I actually wrote a library that does things exactly the way you imagined it. The library is called "xe" and you can get it from: http://home.avvanta.com/~steveha/xe.html

xe can import XML to let you work with the data in an object-oriented way. It actually uses xml.dom.minidom to do the parsing, but then it walks over the resulting tree and packs the data into xe objects.
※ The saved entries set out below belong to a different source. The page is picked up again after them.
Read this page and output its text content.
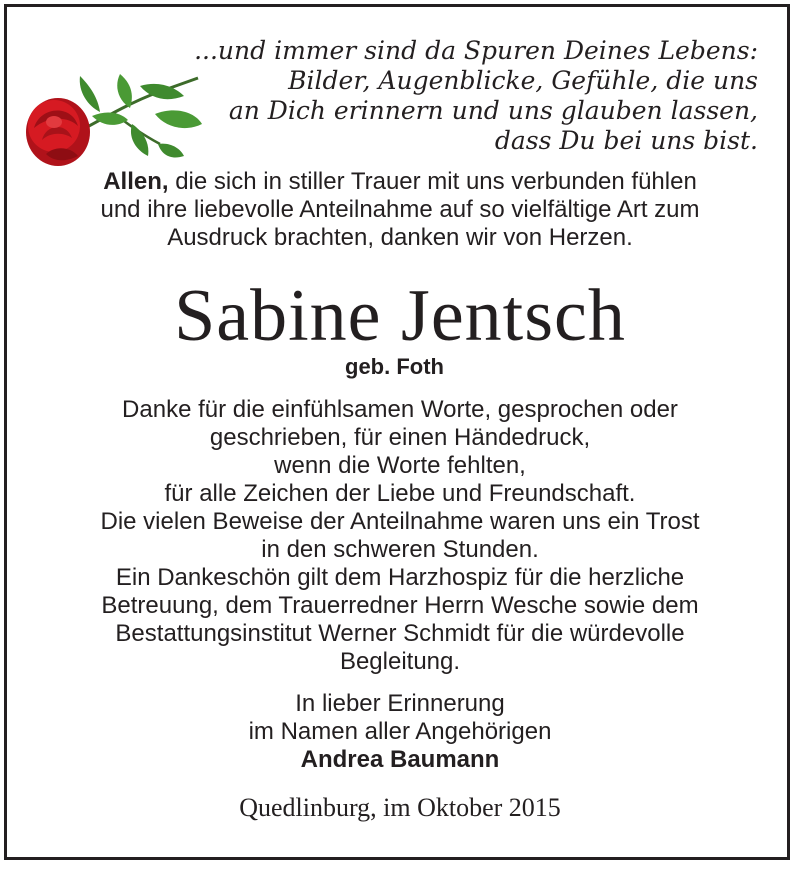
...und immer sind da Spuren Deines Lebens:
Bilder, Augenblicke, Gefühle, die uns
an Dich erinnern und uns glauben lassen,
dass Du bei uns bist.
Allen, die sich in stiller Trauer mit uns verbunden fühlen
und ihre liebevolle Anteilnahme auf so vielfältige Art zum
Ausdruck brachten, danken wir von Herzen.
Sabine Jentsch
geb. Foth
Danke für die einfühlsamen Worte, gesprochen oder
geschrieben, für einen Händedruck,
wenn die Worte fehlten,
für alle Zeichen der Liebe und Freundschaft.
Die vielen Beweise der Anteilnahme waren uns ein Trost
in den schweren Stunden.
Ein Dankeschön gilt dem Harzhospiz für die herzliche
Betreuung, dem Trauerredner Herrn Wesche sowie dem
Bestattungsinstitut Werner Schmidt für die würdevolle
Begleitung.
In lieber Erinnerung
im Namen aller Angehörigen
Andrea Baumann
Quedlinburg, im Oktober 2015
EDIT: Okay, I went ahead and implemented your example in xe, so you can see how it works. Here are classes to implement the XML you showed:

import xe

class Node(xe.TextElement):
    def __init__(self, text="", value=None):
        xe.TextElement.__init__(self, "node", text)
        if value is not None:
            self.attrs["value"] = value

class Root(xe.NestElement):
    def __init__(self):
        xe.NestElement.__init__(self, "root")
        self.node = Node()

And here is an example of using the above. I put your sample XML into a file called "example.xml", but you could also just put it into a string and pass the string.

>>> root = Root()
>>> print root
<root/>
>>> root.import_xml("example.xml")
<Root object at 0xb7e0c52c>
>>> print root
<root>
    <node value="30">text</node>
</root>
>>> print root.node.attrs["value"]
30
>>>

Note that in this example, the type of "value" will be a string. If you really need attributes of another type, that's possible too with a little bit of work, but I didn't bother for this example. (If you look at PyFeed, there is a class for OPML that has an attribute that isn't text.)